Wearables and the Quantified Self movement are recent examples of how early lifelogging technologies are already having an impact on society. Never before has it been so easy to track and quantify our activities, set goals, and form new habits, because never before have we had access to such capable wearable devices, connected sensors, and powerful apps like Lift. If you want to know exactly how out of shape you are, you should go to a doctor, but in addition you can also compile a much more detailed picture by making use of today’s lifelogging technologies.

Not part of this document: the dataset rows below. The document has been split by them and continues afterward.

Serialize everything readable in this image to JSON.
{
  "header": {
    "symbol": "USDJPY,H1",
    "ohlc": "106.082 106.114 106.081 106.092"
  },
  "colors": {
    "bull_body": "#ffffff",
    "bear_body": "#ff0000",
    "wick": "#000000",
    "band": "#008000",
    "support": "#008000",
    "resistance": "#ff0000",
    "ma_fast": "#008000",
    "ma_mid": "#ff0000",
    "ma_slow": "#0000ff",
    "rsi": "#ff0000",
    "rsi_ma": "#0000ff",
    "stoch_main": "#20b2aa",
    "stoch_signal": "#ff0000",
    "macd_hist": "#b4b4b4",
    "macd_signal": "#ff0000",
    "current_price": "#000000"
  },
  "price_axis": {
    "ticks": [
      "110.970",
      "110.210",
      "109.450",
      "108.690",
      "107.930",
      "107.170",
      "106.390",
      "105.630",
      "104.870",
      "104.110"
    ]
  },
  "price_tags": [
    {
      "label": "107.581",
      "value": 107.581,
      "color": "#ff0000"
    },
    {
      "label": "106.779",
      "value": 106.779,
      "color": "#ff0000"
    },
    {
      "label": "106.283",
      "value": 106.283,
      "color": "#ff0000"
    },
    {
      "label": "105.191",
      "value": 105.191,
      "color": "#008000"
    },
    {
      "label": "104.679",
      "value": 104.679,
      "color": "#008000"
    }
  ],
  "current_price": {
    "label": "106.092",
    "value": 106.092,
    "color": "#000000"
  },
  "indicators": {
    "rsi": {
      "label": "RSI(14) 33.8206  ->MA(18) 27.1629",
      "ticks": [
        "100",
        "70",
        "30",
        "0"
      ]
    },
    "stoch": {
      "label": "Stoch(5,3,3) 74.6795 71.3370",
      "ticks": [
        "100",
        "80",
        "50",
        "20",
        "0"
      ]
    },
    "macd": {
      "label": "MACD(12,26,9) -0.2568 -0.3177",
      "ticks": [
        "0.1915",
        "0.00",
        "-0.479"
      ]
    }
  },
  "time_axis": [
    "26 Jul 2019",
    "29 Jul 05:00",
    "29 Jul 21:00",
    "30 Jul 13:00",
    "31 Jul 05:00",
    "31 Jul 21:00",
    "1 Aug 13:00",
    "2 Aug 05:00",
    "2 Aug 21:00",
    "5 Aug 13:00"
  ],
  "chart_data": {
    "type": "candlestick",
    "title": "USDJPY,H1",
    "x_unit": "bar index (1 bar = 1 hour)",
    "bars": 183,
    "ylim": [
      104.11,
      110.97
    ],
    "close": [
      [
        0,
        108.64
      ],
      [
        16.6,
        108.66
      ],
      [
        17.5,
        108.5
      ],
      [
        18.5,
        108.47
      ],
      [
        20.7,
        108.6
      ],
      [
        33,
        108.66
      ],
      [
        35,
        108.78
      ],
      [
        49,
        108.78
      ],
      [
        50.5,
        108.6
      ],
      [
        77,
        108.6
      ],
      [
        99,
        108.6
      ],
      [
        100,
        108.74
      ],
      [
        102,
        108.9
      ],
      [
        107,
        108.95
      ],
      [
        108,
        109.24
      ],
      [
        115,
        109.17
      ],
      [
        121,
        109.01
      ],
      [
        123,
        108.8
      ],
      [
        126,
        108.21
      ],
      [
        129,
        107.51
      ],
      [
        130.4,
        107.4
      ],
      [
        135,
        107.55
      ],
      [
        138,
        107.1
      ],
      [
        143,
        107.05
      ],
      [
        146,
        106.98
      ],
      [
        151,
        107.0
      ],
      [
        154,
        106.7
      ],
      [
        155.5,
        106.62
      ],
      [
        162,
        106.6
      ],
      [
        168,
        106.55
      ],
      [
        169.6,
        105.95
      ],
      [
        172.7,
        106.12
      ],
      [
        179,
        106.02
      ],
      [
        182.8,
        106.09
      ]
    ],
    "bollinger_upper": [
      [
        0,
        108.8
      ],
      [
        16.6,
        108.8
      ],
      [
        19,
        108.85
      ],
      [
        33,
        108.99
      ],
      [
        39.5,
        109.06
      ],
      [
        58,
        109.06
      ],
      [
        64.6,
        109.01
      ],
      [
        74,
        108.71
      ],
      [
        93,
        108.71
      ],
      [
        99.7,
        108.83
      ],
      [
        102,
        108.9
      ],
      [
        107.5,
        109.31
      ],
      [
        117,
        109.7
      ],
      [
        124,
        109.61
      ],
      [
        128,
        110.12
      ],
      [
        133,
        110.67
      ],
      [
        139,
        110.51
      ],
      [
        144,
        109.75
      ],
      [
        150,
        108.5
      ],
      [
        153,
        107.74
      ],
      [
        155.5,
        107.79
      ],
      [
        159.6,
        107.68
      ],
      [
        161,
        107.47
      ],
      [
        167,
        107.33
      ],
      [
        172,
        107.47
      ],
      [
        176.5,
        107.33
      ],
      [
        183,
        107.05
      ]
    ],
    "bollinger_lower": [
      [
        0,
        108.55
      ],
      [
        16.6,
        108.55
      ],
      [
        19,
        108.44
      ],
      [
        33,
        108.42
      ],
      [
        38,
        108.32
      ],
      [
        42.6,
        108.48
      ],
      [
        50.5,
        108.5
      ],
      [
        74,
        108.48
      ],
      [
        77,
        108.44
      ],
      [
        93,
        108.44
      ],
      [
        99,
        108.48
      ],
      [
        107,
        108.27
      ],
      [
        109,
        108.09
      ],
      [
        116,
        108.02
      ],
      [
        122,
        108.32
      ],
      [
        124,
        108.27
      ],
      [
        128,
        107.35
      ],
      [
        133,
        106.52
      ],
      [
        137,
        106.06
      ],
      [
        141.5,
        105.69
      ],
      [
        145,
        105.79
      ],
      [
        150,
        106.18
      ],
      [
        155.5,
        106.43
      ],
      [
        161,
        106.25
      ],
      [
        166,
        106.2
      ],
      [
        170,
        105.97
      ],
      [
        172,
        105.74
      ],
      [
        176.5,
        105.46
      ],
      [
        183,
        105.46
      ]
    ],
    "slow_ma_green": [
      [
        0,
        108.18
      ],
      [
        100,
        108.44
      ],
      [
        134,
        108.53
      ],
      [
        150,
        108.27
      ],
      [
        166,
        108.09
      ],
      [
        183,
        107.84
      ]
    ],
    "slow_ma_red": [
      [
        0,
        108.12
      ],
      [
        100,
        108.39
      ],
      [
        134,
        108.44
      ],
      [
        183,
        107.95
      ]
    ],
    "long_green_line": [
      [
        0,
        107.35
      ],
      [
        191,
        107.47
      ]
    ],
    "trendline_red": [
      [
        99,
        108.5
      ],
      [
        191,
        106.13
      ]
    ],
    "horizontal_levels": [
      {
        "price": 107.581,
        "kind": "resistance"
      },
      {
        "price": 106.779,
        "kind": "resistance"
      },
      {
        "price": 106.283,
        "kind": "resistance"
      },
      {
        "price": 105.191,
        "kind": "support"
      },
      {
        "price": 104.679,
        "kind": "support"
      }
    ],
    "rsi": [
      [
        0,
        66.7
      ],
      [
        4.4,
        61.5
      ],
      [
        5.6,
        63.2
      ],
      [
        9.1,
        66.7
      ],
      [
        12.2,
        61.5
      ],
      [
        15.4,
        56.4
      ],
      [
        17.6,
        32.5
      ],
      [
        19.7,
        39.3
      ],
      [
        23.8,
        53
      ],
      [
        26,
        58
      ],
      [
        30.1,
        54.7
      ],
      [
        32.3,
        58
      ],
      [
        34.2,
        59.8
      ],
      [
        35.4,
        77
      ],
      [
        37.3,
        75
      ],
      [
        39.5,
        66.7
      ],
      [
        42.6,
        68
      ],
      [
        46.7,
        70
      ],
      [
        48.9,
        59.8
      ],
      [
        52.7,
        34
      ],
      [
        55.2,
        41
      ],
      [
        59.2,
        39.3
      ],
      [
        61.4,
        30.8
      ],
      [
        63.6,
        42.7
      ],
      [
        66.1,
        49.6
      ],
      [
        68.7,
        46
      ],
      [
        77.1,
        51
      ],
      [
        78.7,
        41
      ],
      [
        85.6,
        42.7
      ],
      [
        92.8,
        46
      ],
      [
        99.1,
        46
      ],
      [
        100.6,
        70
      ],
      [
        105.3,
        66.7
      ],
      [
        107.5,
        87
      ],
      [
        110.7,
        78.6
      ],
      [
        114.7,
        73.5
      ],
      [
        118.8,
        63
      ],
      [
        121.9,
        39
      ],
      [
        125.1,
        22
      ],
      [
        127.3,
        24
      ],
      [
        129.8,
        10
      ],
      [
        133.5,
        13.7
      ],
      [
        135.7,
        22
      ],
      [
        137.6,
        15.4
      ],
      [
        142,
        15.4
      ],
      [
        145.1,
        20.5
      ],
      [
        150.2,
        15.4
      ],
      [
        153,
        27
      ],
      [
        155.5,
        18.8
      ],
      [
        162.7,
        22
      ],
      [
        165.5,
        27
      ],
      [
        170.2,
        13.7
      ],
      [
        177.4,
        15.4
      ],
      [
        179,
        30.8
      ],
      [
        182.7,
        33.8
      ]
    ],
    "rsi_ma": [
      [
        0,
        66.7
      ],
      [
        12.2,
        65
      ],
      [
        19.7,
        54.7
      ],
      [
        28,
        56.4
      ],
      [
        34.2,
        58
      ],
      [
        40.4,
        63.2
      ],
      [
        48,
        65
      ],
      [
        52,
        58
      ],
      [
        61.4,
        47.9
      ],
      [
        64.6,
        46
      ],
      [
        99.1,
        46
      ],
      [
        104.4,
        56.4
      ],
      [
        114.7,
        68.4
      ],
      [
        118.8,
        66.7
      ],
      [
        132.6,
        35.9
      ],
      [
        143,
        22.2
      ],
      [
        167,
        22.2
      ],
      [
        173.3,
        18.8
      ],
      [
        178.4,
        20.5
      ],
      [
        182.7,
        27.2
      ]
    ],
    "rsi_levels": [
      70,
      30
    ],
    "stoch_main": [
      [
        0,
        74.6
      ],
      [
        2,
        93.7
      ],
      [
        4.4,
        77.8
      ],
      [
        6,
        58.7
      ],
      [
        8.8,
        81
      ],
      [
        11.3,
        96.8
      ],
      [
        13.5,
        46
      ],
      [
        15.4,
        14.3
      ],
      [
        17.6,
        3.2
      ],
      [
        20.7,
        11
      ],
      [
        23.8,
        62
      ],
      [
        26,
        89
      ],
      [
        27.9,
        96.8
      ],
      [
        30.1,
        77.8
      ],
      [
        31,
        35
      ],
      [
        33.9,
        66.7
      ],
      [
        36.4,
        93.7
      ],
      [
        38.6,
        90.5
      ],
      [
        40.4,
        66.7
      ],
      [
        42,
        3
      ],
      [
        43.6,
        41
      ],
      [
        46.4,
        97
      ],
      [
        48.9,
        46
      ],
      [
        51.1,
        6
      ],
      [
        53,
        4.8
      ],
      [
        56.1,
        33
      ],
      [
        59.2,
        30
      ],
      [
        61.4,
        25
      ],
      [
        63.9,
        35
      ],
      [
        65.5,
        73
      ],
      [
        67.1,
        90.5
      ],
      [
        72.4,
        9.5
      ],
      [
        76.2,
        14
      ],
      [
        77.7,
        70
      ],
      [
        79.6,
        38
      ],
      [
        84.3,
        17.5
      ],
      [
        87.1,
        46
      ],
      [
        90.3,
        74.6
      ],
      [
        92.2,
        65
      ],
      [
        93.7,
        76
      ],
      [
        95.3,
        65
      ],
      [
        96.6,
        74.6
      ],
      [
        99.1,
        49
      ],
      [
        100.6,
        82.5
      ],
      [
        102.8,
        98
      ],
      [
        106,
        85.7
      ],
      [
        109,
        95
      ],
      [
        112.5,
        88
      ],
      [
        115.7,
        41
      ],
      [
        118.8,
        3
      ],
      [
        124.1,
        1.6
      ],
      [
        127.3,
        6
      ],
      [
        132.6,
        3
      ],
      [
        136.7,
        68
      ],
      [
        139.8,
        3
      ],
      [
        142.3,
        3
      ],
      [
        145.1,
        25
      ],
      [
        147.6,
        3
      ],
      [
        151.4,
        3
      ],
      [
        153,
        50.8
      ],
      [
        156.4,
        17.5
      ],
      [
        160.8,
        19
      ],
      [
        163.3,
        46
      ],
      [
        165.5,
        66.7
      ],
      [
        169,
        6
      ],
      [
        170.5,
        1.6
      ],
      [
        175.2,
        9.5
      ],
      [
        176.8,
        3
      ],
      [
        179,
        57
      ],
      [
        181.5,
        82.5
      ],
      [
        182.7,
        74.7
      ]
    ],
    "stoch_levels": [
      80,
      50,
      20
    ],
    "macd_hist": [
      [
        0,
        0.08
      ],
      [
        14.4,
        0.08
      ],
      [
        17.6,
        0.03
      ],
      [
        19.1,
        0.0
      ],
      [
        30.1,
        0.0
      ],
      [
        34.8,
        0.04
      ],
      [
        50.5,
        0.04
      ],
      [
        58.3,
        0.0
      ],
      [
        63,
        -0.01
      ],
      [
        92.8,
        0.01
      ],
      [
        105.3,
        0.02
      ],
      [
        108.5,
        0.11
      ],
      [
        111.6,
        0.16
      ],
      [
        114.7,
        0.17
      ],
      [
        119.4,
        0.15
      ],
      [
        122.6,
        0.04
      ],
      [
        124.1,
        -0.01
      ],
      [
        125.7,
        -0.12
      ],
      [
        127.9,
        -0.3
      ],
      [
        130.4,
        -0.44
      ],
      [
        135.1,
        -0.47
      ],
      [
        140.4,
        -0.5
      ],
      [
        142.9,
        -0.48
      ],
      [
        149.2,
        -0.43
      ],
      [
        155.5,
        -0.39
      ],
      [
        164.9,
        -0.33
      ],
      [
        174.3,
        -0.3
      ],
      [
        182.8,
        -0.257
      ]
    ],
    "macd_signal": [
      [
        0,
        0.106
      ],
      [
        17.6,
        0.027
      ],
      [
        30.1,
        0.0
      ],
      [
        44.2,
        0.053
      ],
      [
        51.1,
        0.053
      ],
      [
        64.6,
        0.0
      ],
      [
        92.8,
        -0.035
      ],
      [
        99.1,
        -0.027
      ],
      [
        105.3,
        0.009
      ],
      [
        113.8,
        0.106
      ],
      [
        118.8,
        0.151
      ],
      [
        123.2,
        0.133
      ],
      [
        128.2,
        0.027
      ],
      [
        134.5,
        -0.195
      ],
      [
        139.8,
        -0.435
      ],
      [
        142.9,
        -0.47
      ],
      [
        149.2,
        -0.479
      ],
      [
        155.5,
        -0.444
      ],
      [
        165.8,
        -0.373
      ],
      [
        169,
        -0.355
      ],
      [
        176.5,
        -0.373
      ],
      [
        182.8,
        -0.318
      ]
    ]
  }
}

The Lift app has already worked for me when it comes to forming habits and reaching milestones and goals. I floss every day now and I read and write nearly every day. I have accomplished more in the past year than I ever thought possible, thanks to Lift.
When it comes to my weight and overall health I have been less successful. Over a short amount of time I have returned to, and then surpassed, my previous highest weight. This has been a frightening experience. In just over a year I have gained 40 pounds. A combination of being 40 years old, returning to school, eating poorly, and giving up exercise due to plantar fasciitis resulted in me gaining 15 of those pounds in just the past four months. None of my clothes fit comfortably anymore. My legs hurt by the time I reach my office after the 12-minute walk from where I park my car. The strength I gained from CrossFit last summer and the aerobic endurance I earned from many miles of jogging nearly every day a year ago have fled me.

The Quantified Diet offers me the possibility of improving my health and losing weight, among other personal accomplishments, while also letting me contribute to a larger project that might very well lead to a better understanding of diets in general and their effectiveness. The four-week period of this effort, the daily steps requiring a daily check off, the occasional surveys, and the conversation through Lift’s discussion and notes features as well as journal posts like this one, offer all of us participating an opportunity to learn more about ourselves. Whether or not we succeed individually, by the end of this month we will have learned something useful, and can expect additional lessons learned when our data are compiled and analyzed. I think it is important to have personal goals, and the way this project is organized appears to maximize reaching them, but I also think it is important to look at this effort as a kind of global calibration, a baseline when it comes to diets that can be build on after this initial effort it over.

Meanwhile, by participating I am taking an active step toward improving my chances of living and thriving to at least 70. Within that short thirty years the predictions above will be put to the test. The time span serves as a reasonably short time limit to this futurism silliness, if it is silly. And if it is not? I’d rather be fit and healthy when the human era comes to an end, whatever that turns out to mean, than not.